Over the years, I'd had plenty of reasons to faint. Such as the day Jack
McDonald, my husband, disappeared from our boat. Or the day the search
and recovery was called off. But I'd been steady and stable during those
two weeks of hell.
blah blah blah
No, it was when my husband returned my nod, five years after his death,
that I fainted.
Now HERE is where it gets interesing. This is your lead. All that other stuff is just exposition. Start with the gripper.
Since fainting was new to me, I was shocked --in a passed out way -- when I
heard all the commotion going on around me.
more blah blah blah
Lucky for me, I didn't hit the deck. No, I fell into Jack's waiting
arms.
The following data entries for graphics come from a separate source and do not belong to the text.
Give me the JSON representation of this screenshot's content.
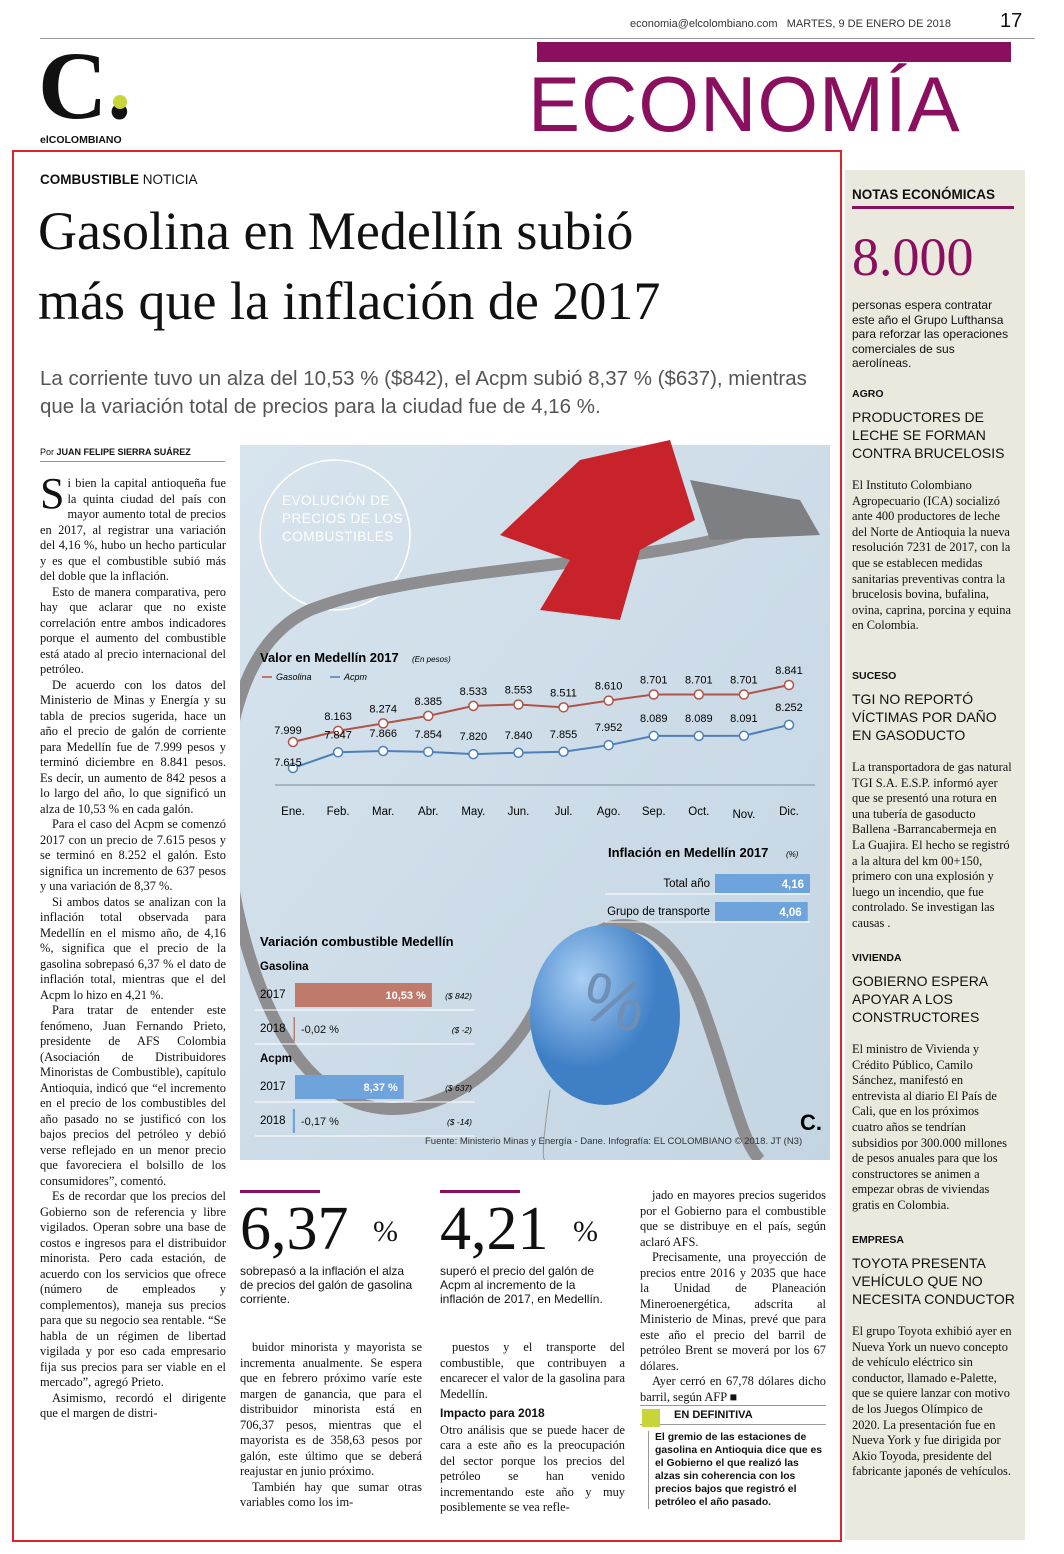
{
  "header": {
    "email": "economia@elcolombiano.com",
    "date": "MARTES, 9 DE ENERO DE 2018",
    "page": "17",
    "logo": "C.",
    "brand": "elCOLOMBIANO",
    "section": "ECONOMÍA"
  },
  "article": {
    "kicker": "COMBUSTIBLE",
    "kicker_type": "NOTICIA",
    "headline": [
      "Gasolina en Medellín subió",
      "más que la inflación de 2017"
    ],
    "deck": "La corriente tuvo un alza del 10,53 % ($842), el Acpm subió 8,37 % ($637), mientras que la variación total de precios para la ciudad fue de 4,16 %.",
    "byline_prefix": "Por",
    "byline": "JUAN FELIPE SIERRA SUÁREZ",
    "col1": [
      "Si bien la capital antioqueña fue la quinta ciudad del país con mayor aumento total de precios en 2017, al registrar una variación del 4,16 %, hubo un hecho particular y es que el combustible subió más del doble que la inflación.",
      "Esto de manera comparativa, pero hay que aclarar que no existe correlación entre ambos indicadores porque el aumento del combustible está atado al precio internacional del petróleo.",
      "De acuerdo con los datos del Ministerio de Minas y Energía y su tabla de precios sugerida, hace un año el precio de galón de corriente para Medellín fue de 7.999 pesos y terminó diciembre en 8.841 pesos. Es decir, un aumento de 842 pesos a lo largo del año, lo que significó un alza de 10,53 % en cada galón.",
      "Para el caso del Acpm se comenzó 2017 con un precio de 7.615 pesos y se terminó en 8.252 el galón. Esto significa un incremento de 637 pesos y una variación de 8,37 %.",
      "Si ambos datos se analizan con la inflación total observada para Medellín en el mismo año, de 4,16 %, significa que el precio de la gasolina sobrepasó 6,37 % el dato de inflación total, mientras que el del Acpm lo hizo en 4,21 %.",
      "Para tratar de entender este fenómeno, Juan Fernando Prieto, presidente de AFS Colombia (Asociación de Distribuidores Minoristas de Combustible), capítulo Antioquia, indicó que “el incremento en el precio de los combustibles del año pasado no se justificó con los bajos precios del petróleo y debió verse reflejado en un menor precio que favoreciera el bolsillo de los consumidores”, comentó.",
      "Es de recordar que los precios del Gobierno son de referencia y libre vigilados. Operan sobre una base de costos e ingresos para el distribuidor minorista. Pero cada estación, de acuerdo con los servicios que ofrece (número de empleados y complementos), maneja sus precios para que su negocio sea rentable. “Se habla de un régimen de libertad vigilada y por eso cada empresario fija sus precios para ser viable en el mercado”, agregó Prieto.",
      "Asimismo, recordó el dirigente que el margen de distri-"
    ],
    "col2": [
      "buidor minorista y mayorista se incrementa anualmente. Se espera que en febrero próximo varíe este margen de ganancia, que para el distribuidor minorista está en 706,37 pesos, mientras que el mayorista es de 358,63 pesos por galón, este último que se deberá reajustar en junio próximo.",
      "También hay que sumar otras variables como los im-"
    ],
    "col3": [
      "puestos y el transporte del combustible, que contribuyen a encarecer el valor de la gasolina para Medellín."
    ],
    "subhead": "Impacto para 2018",
    "col3b": [
      "Otro análisis que se puede hacer de cara a este año es la preocupación del sector porque los precios del petróleo se han venido incrementando este año y muy posiblemente se vea refle-"
    ],
    "col4": [
      "jado en mayores precios sugeridos por el Gobierno para el combustible que se distribuye en el país, según aclaró AFS.",
      "Precisamente, una proyección de precios entre 2016 y 2035 que hace la Unidad de Planeación Mineroenergética, adscrita al Ministerio de Minas, prevé que para este año el precio del barril de petróleo Brent se moverá por los 67 dólares.",
      "Ayer cerró en 67,78 dólares dicho barril, según AFP ■"
    ],
    "stats": [
      {
        "value": "6,37",
        "unit": "%",
        "text": "sobrepasó a la inflación el alza de precios del galón de gasolina corriente."
      },
      {
        "value": "4,21",
        "unit": "%",
        "text": "superó el precio del galón de Acpm al incremento de la inflación de 2017, en Medellín."
      }
    ],
    "summary": {
      "title": "EN DEFINITIVA",
      "text": "El gremio de las estaciones de gasolina en Antioquia dice que es el Gobierno el que realizó las alzas sin coherencia con los precios bajos que registró el petróleo el año pasado."
    }
  },
  "infographic": {
    "title": "EVOLUCIÓN DE PRECIOS DE LOS COMBUSTIBLES",
    "balloon": "%",
    "logo": "C.",
    "line_chart": {
      "title": "Valor en Medellín 2017",
      "unit_note": "(En pesos)",
      "categories": [
        "Ene.",
        "Feb.",
        "Mar.",
        "Abr.",
        "May.",
        "Jun.",
        "Jul.",
        "Ago.",
        "Sep.",
        "Oct.",
        "Nov.",
        "Dic."
      ],
      "series": [
        {
          "name": "Gasolina",
          "color": "#b0544a",
          "values": [
            7999,
            8163,
            8274,
            8385,
            8533,
            8553,
            8511,
            8610,
            8701,
            8701,
            8701,
            8841
          ],
          "value_labels": [
            "7.999",
            "8.163",
            "8.274",
            "8.385",
            "8.533",
            "8.553",
            "8.511",
            "8.610",
            "8.701",
            "8.701",
            "8.701",
            "8.841"
          ]
        },
        {
          "name": "Acpm",
          "color": "#4d7fb8",
          "values": [
            7615,
            7847,
            7866,
            7854,
            7820,
            7840,
            7855,
            7952,
            8089,
            8089,
            8091,
            8252
          ],
          "value_labels": [
            "7.615",
            "7.847",
            "7.866",
            "7.854",
            "7.820",
            "7.840",
            "7.855",
            "7.952",
            "8.089",
            "8.089",
            "8.091",
            "8.252"
          ]
        }
      ]
    },
    "inflation": {
      "title": "Inflación en Medellín 2017",
      "unit_note": "(%)",
      "color": "#6fa3dc",
      "rows": [
        {
          "label": "Total año",
          "value": 4.16,
          "value_label": "4,16"
        },
        {
          "label": "Grupo de transporte",
          "value": 4.06,
          "value_label": "4,06"
        }
      ]
    },
    "variation": {
      "title": "Variación combustible Medellín",
      "groups": [
        {
          "name": "Gasolina",
          "color": "#c07a6c",
          "rows": [
            {
              "year": "2017",
              "value": 10.53,
              "value_label": "10,53 %",
              "amount": 842,
              "amount_label": "($ 842)"
            },
            {
              "year": "2018",
              "value": -0.02,
              "value_label": "-0,02 %",
              "amount": -2,
              "amount_label": "($ -2)"
            }
          ]
        },
        {
          "name": "Acpm",
          "color": "#6fa3dc",
          "rows": [
            {
              "year": "2017",
              "value": 8.37,
              "value_label": "8,37 %",
              "amount": 637,
              "amount_label": "($ 637)"
            },
            {
              "year": "2018",
              "value": -0.17,
              "value_label": "-0,17 %",
              "amount": -14,
              "amount_label": "($ -14)"
            }
          ]
        }
      ]
    },
    "source": "Fuente: Ministerio Minas y Energía - Dane. Infografía: EL COLOMBIANO © 2018. JT (N3)"
  },
  "sidebar": {
    "title": "NOTAS ECONÓMICAS",
    "figure": "8.000",
    "figure_text": "personas espera contratar este año el Grupo Lufthansa para reforzar las operaciones comerciales de sus aerolíneas.",
    "items": [
      {
        "tag": "AGRO",
        "headline": "PRODUCTORES DE LECHE SE FORMAN CONTRA BRUCELOSIS",
        "text": "El Instituto Colombiano Agropecuario (ICA) socializó ante 400 productores de leche del Norte de Antioquia la nueva resolución 7231 de 2017, con la que se establecen medidas sanitarias preventivas contra la brucelosis bovina, bufalina, ovina, caprina, porcina y equina en Colombia."
      },
      {
        "tag": "SUCESO",
        "headline": "TGI NO REPORTÓ VÍCTIMAS POR DAÑO EN GASODUCTO",
        "text": "La transportadora de gas natural TGI S.A. E.S.P. informó ayer que se presentó una rotura en una tubería de gasoducto Ballena -Barrancabermeja en La Guajira. El hecho se registró a la altura del km 00+150, primero con una explosión y luego un incendio, que fue controlado. Se investigan las causas ."
      },
      {
        "tag": "VIVIENDA",
        "headline": "GOBIERNO ESPERA APOYAR A LOS CONSTRUCTORES",
        "text": "El ministro de Vivienda y Crédito Público, Camilo Sánchez, manifestó en entrevista al diario El País de Cali, que en los próximos cuatro años se tendrían subsidios por 300.000 millones de pesos anuales para que los constructores se animen a empezar obras de viviendas gratis en Colombia."
      },
      {
        "tag": "EMPRESA",
        "headline": "TOYOTA PRESENTA VEHÍCULO QUE NO NECESITA CONDUCTOR",
        "text": "El grupo Toyota exhibió ayer en Nueva York un nuevo concepto de vehículo eléctrico sin conductor, llamado e-Palette, que se quiere lanzar con motivo de los Juegos Olímpico de 2020. La presentación fue en Nueva York y fue dirigida por Akio Toyoda, presidente del fabricante japonés de vehículos."
      }
    ]
  }
}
When I could finally pry my eyes open, I planned to have a little
chat with him about that. How dare he disappear for five years only to
return and have me fall into his arms.
now we're back to something interesting.
Notice that action = interesting to me?
Mingled with the sounds of gulls squawking, was, "Oh, God, Sadie." His
voice was soft and filled with concern.
He lowered me to the deck. "A rag. I need a rag," he said with urgency.
Why? Had I stabbed him with the bait knife before I keeled over?
It's not crap, but it's not as honed as I'd look for. Go back and use that bait knife to really pare away.
One thing you did really well was avoid a lot of description of hair and eyes and flawless skin which is what usually bogs down narrative early on.